I have a quick theoretical question. Can Intel oneTBB (Thread Building Blocks) co-exist with OpenMP (Open MultiProcessing) in one code base? Both are parallel runtimes for shared memory architectures. I have a parallel code with oneTBB. I introduced OpenMP parallel for
pragmas into it. The code compiles and runs, but I see no performance benefit from using OpenMP. I'm starting to think these runtimes are mutually exclusive.
Update: Please note, I don't want to choose one of the runtimes as in the question suggested (C++ Parallelization Libraries: OpenMP vs. Thread Building Blocks). I want to use both of them simultaneously.

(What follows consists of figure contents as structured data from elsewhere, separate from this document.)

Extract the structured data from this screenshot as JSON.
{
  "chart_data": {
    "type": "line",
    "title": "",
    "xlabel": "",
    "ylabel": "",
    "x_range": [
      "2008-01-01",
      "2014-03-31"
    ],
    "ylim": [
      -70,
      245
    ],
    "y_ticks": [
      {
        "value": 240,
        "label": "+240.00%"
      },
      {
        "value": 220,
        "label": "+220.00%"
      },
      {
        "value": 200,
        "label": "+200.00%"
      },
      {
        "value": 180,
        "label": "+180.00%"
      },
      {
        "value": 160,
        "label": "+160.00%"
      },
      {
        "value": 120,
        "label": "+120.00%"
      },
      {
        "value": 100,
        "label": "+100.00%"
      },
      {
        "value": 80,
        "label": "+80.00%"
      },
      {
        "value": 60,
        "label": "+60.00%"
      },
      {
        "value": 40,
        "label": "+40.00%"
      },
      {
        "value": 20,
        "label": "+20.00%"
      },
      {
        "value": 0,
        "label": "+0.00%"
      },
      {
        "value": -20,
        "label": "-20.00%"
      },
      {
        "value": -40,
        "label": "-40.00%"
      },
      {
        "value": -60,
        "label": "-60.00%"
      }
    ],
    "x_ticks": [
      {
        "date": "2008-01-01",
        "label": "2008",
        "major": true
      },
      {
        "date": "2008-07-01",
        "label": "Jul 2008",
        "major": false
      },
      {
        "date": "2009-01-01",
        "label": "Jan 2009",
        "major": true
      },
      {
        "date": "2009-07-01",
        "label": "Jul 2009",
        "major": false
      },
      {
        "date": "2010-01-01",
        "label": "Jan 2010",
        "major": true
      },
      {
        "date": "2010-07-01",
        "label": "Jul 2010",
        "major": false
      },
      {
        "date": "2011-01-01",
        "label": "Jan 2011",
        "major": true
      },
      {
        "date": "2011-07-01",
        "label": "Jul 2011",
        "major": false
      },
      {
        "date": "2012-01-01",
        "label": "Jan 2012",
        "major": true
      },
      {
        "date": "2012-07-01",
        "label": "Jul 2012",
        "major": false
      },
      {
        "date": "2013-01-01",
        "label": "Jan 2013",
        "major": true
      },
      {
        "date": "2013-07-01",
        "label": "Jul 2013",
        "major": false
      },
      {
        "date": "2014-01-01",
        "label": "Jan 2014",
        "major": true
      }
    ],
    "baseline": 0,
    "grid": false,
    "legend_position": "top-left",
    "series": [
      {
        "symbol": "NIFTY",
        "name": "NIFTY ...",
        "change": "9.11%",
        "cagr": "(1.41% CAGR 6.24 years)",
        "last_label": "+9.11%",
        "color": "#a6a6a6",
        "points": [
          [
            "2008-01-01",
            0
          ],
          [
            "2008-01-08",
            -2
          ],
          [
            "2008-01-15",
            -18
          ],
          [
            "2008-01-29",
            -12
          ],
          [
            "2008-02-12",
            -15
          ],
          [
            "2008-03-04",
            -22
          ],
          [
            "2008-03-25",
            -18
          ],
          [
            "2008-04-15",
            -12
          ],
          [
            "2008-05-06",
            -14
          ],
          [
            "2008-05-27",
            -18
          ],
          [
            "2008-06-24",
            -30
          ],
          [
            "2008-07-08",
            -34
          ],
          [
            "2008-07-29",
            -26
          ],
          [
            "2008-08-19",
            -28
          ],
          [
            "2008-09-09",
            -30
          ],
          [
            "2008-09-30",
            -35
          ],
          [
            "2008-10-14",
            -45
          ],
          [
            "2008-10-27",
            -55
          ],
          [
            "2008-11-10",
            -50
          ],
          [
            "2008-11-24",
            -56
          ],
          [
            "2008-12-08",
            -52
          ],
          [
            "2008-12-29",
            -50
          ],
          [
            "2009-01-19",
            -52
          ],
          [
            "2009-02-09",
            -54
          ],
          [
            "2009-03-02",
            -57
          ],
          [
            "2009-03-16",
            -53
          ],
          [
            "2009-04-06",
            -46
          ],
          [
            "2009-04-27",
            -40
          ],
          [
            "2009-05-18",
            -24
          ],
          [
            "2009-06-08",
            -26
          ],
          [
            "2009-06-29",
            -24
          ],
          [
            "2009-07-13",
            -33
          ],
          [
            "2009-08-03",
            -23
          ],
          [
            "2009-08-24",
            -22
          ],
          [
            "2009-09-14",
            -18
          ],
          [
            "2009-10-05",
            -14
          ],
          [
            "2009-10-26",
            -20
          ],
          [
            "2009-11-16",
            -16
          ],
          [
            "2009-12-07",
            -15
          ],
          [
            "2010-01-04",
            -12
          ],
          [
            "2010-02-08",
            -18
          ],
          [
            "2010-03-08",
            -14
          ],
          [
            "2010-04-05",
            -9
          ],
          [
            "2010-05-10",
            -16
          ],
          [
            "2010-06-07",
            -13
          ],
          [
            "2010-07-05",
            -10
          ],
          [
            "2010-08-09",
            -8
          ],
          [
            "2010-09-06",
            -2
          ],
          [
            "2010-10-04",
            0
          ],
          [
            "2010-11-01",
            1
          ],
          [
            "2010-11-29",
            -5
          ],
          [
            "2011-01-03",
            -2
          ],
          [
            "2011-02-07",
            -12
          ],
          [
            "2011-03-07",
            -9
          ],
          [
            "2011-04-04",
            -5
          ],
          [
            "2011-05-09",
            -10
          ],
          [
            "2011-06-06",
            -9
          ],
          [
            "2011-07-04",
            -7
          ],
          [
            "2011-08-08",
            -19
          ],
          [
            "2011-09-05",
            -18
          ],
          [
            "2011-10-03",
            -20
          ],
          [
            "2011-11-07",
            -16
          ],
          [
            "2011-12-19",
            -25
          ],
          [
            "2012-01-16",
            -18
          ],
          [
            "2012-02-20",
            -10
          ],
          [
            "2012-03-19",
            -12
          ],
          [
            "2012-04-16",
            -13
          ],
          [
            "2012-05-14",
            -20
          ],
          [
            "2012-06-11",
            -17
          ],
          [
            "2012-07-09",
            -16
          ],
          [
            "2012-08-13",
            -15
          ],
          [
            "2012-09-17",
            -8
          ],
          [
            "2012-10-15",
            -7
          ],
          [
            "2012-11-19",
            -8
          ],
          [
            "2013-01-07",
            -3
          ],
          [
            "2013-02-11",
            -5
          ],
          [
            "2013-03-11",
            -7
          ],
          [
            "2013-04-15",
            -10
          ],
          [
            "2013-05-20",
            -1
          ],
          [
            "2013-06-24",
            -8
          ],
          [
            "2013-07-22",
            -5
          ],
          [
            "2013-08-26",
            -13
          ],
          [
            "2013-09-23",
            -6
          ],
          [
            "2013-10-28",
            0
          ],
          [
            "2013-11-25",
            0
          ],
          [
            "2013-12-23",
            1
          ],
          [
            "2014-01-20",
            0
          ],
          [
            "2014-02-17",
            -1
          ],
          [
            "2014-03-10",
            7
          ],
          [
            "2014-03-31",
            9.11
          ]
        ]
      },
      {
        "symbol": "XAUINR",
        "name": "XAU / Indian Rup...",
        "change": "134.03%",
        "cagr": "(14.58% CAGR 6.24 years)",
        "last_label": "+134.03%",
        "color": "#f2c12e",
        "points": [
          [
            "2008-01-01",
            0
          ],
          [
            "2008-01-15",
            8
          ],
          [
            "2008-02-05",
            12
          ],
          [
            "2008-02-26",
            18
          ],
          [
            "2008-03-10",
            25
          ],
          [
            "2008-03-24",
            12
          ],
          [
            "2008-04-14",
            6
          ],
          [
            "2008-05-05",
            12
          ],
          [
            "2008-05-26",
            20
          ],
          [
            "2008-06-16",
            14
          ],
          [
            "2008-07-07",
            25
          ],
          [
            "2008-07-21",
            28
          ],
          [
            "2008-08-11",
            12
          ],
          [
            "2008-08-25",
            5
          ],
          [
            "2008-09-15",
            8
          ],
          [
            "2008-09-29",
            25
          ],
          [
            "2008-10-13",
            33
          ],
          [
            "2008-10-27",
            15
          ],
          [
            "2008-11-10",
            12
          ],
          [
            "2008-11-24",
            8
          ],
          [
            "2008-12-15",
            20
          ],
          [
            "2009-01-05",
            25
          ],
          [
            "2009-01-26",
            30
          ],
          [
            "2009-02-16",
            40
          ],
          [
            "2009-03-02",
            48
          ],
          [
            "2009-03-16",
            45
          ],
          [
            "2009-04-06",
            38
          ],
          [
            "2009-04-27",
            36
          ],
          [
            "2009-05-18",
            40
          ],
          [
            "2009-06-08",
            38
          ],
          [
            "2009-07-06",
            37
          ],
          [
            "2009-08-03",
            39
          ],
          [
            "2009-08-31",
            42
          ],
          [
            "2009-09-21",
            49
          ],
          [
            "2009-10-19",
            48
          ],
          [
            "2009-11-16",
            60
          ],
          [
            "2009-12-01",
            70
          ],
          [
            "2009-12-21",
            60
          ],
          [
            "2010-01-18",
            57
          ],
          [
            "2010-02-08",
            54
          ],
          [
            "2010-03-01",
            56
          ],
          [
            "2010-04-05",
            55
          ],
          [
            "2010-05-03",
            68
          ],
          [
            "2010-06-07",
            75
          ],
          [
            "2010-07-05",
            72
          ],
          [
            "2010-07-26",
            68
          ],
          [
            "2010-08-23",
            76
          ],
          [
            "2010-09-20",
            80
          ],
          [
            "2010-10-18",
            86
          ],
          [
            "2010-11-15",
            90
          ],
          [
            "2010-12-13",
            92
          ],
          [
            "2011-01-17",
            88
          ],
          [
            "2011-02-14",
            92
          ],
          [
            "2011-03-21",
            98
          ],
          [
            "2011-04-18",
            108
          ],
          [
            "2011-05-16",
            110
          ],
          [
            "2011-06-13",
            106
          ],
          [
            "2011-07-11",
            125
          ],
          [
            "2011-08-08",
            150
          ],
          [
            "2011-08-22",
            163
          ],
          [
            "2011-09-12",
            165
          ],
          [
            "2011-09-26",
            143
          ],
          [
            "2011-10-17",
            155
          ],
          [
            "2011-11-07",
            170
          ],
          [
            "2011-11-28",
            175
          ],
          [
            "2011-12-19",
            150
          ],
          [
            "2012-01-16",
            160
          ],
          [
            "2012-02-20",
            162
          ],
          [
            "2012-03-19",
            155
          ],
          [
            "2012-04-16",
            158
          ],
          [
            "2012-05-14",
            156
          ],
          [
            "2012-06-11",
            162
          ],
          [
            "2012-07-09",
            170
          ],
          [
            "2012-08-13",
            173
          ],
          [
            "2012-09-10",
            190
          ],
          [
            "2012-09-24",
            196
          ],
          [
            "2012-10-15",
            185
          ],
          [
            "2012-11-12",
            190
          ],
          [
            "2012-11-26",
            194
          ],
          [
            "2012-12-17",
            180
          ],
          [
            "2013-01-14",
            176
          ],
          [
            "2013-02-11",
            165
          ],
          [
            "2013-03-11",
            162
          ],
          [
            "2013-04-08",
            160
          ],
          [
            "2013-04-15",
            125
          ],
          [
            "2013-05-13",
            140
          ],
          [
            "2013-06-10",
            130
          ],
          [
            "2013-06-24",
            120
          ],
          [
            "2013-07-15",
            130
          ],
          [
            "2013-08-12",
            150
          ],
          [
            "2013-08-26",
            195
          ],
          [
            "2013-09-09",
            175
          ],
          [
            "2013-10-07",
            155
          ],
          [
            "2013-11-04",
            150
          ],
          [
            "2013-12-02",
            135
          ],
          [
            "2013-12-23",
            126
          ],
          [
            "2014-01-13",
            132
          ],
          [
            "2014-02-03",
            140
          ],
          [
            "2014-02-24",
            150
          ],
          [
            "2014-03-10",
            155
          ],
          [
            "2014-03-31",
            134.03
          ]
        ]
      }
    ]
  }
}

To do that I would like to find out, if it is at all possible by design or these libraries are mutually exclusive.
If the phase between TBB and the OpenMP API are alternating, then a pattern like this might turn out to be the solution (from the OpenMP side):
void omp_parallel() {
// do work with OpenMP directives
}
void tbb_parallel() {
// do work with TBB templates
}
void alternating_omp_and_tbb() {
for (int i = 1; i < 10; i++) {
omp_parallel();
omp_pause_resource_all(omp_pause_soft);
tbb_parallel();
}
}
Please have a look at omp_pause_resource
and omp_pause_resource_all
for what's possible from the OpenMP side of things.
Note, that if you do this, the first encounter of OpenMP directives will have overheads, as the OpenMP runtime will have to spin up threads and initialize them again.